If a wild animal wanders onto your porch and nips your child (and you had it caught, euthanized, decapitated, bagged in plastic and shipped on ice to the Lionville labs at your expense), Kleger & Co. swing into action for free.

Either way, the critter will lose its head, as the fluorescent antibody test for rabies is done with freshly minced brain tissue, stained with a special solution and observed under a powerful microscope.

The well-known decapitation procedure has led to a standing joke at the Exton post office serving Lionville.

"Be careful," postal supervisor Chip Fahrenholtz tells new mail carriers. ''You don't know what's in that box."

One of mankind's oldest and most feared scourges, rabies is a saliva-borne virus that attacks the central nervous system. It enters the body through blood or mucous membrane contact, usually from a scratch or a bite.

Wild animals normally shy away from man. But a rabid animal will act erratically. Instead of being furtive, for example, it might walk right out in daylight. The point of vaccinating domestic animals like dogs and cats, said Kleger, "is to set up a barrier between wildlife and you."
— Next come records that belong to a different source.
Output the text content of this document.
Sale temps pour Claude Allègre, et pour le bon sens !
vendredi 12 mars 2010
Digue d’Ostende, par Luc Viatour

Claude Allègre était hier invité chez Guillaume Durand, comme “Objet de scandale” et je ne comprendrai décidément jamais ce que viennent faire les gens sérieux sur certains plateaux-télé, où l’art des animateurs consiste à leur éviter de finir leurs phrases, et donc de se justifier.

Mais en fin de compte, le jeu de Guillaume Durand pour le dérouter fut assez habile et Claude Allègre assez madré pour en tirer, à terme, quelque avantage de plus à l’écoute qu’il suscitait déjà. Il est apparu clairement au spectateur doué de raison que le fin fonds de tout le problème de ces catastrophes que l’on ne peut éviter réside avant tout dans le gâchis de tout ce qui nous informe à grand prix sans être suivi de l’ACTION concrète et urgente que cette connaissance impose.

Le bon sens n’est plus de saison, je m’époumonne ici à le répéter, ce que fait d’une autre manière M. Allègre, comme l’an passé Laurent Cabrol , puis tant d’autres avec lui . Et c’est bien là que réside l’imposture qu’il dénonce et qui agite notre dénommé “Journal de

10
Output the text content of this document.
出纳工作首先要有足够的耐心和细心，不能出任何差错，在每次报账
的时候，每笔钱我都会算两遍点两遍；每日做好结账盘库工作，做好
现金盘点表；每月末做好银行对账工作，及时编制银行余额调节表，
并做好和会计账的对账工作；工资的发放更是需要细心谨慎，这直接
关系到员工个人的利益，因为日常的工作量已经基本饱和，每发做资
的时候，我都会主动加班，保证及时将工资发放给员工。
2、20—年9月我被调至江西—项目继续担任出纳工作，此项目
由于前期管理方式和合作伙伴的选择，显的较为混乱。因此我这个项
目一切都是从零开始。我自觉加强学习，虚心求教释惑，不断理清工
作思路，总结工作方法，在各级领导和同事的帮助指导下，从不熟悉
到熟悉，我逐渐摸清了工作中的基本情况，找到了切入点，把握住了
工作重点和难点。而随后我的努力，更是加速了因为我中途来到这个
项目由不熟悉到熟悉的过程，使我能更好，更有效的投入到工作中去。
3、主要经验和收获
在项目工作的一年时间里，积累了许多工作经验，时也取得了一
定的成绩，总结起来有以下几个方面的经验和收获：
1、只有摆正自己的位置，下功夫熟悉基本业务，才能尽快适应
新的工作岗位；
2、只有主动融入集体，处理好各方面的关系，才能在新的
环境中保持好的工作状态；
Although no one has died of rabies in Pennsylvania since 1984 - when a Williamsport boy got it from suspected contact with a stray cat - it is monitored with extreme care in Lionville, 365 days a year. If caught in time - whether or not you trap the animal - it can be treated with an expensive series of five shots over 28 days and large doses of hyperimmune gamma globulin. By the time symptoms appear, it almost always is fatal.